Les médecins généralistes «prescrivent» désormais le parkrun à leurs patients dans le cadre d'une initiative de prescription sociale pour promouvoir les soins préventifs. Mais dans Le BMJLe Dr Margaret McCartney soutient que transformer le parkrun en ordonnance médicalise une promenade dans le parc et est une étape rétrograde.
Parkrun est une course, un jogging, un jogging, une promenade ou une roue organisé, chronométré et gratuit – dans les parcs, sur les plages ou sur les sentiers du monde, mais principalement au Royaume-Uni, où il est originaire.
Parkrun a un personnel rémunéré, mais le travail de mise en place, de calendrier et de traitement des résultats est effectué par des équipes de bénévoles locaux. Environ 200 000 personnes participent maintenant chaque semaine.
« J'adore le parkrun et je crois que cela peut faire une réelle différence pour la santé publique », écrit McCartney.

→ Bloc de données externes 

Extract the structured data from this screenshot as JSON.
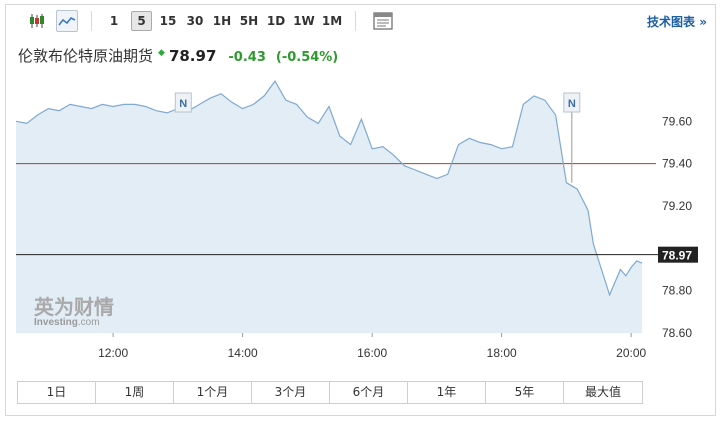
{
  "toolbar": {
    "chart_type_icons": [
      "candlestick-icon",
      "line-chart-icon"
    ],
    "timeframes": [
      "1",
      "5",
      "15",
      "30",
      "1H",
      "5H",
      "1D",
      "1W",
      "1M"
    ],
    "active_timeframe": "5",
    "layout_icon": "layout-icon",
    "tech_chart_label": "技术图表",
    "tech_chart_arrow": "»"
  },
  "instrument": {
    "name": "伦敦布伦特原油期货",
    "price": "78.97",
    "change": "-0.43",
    "change_pct": "(-0.54%)",
    "status_arrow": "◆"
  },
  "watermark": {
    "cn": "英为财情",
    "en_bold": "Investing",
    "en_suffix": ".com"
  },
  "news_marker_label": "N",
  "range_buttons": [
    "1日",
    "1周",
    "1个月",
    "3个月",
    "6个月",
    "1年",
    "5年",
    "最大值"
  ],
  "colors": {
    "line": "#7fa9d0",
    "fill": "#e3edf6",
    "ref_line": "#b23a3a",
    "current_line": "#222222",
    "up_green": "#2eaa3a"
  },
  "chart_data": {
    "type": "area",
    "x_tick_labels": [
      "12:00",
      "14:00",
      "16:00",
      "18:00",
      "20:00"
    ],
    "y_tick_labels": [
      "79.60",
      "79.40",
      "79.20",
      "78.80",
      "78.60"
    ],
    "ylim": [
      78.6,
      79.8
    ],
    "previous_close": 79.4,
    "current_value_label": "78.97",
    "current_value": 78.97,
    "series": [
      {
        "times": [
          "10:30",
          "10:40",
          "10:50",
          "11:00",
          "11:10",
          "11:20",
          "11:30",
          "11:40",
          "11:50",
          "12:00",
          "12:10",
          "12:20",
          "12:30",
          "12:40",
          "12:50",
          "13:00",
          "13:10",
          "13:20",
          "13:30",
          "13:40",
          "13:50",
          "14:00",
          "14:10",
          "14:20",
          "14:30",
          "14:40",
          "14:50",
          "15:00",
          "15:10",
          "15:20",
          "15:30",
          "15:40",
          "15:50",
          "16:00",
          "16:10",
          "16:20",
          "16:30",
          "16:40",
          "16:50",
          "17:00",
          "17:10",
          "17:20",
          "17:30",
          "17:40",
          "17:50",
          "18:00",
          "18:10",
          "18:20",
          "18:30",
          "18:40",
          "18:50",
          "19:00",
          "19:10",
          "19:20",
          "19:25",
          "19:30",
          "19:40",
          "19:50",
          "19:55",
          "20:00",
          "20:05",
          "20:10"
        ],
        "values": [
          79.6,
          79.59,
          79.63,
          79.66,
          79.65,
          79.68,
          79.67,
          79.66,
          79.68,
          79.67,
          79.68,
          79.68,
          79.67,
          79.65,
          79.64,
          79.66,
          79.65,
          79.68,
          79.71,
          79.73,
          79.69,
          79.66,
          79.68,
          79.72,
          79.79,
          79.7,
          79.68,
          79.62,
          79.59,
          79.67,
          79.53,
          79.49,
          79.61,
          79.47,
          79.48,
          79.44,
          79.39,
          79.37,
          79.35,
          79.33,
          79.35,
          79.49,
          79.52,
          79.5,
          79.49,
          79.47,
          79.48,
          79.68,
          79.72,
          79.7,
          79.63,
          79.31,
          79.28,
          79.18,
          79.02,
          78.94,
          78.78,
          78.9,
          78.87,
          78.91,
          78.94,
          78.93
        ]
      }
    ],
    "news_markers": [
      {
        "time": "13:05",
        "label": "N"
      },
      {
        "time": "19:05",
        "label": "N"
      }
    ]
  }
}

Mais « prescrire »? La prescription concerne les médicaments qui sont en général jugés trop dangereux pour que le public puisse avoir un accès direct. Sommes-nous vraiment destinés à encourager les gens à envisager de faire de l'exercice dans le même domaine?
Transformer le parkrun en ordonnance le rend moins sur le plaisir et le plaisir, plus comme le travail et la conformité, soutient-elle. « Cette approche ne soutient pas l'autonomie des patients ou l'incorporation des ressources sociales pour une communauté. Au lieu de cela, il est aux prises avec des gourgettes et, en littéralement, médicalise une promenade dans le parc. »
De plus, la prescription de parkrun n'est pas, comme certains chercheurs l'ont décrit, une «solution simple et rentable pour la durabilité, l'amélioration du bien-être, la réduction de la solitude et la prévention des maladies».
Bien que certaines personnes puissent beaucoup l'aimer, obtenir tous ces avantages, assister régulièrement et profiter de tous les avantages qui accompagnent la socialisation, l'air frais et les lieux amicaux pour l'exercice, McCartney souligne que 43% des personnes qui s'inscrivent à Parkrun n'assistent pas, 22% ne participent qu'une seule fois, et les personnes qui se décrivent comme physiquement inactives sont moins susceptibles de revenir.
L'approbation du Royal College of Généralités pour la «prescription» du parkrun pourrait également être considérée comme un catnip aux sponsors commerciaux, ajoute-t-elle. Par exemple, la Publicité Standards Authority a précédemment déclaré à HealthSpan, un fournisseur de vitamines, pour changer ses allégations de santé après que Parkrun ait inclus l'une de leurs publicités dans leur newsletter.
« Je vais toujours à Parkrun. Mais les partenariats risquent l'opportunisme commercial, et l'exercice de médecine est une étape rétrograde. Les ressources devraient appartenir à la communauté, pas aux médecins », conclut-elle.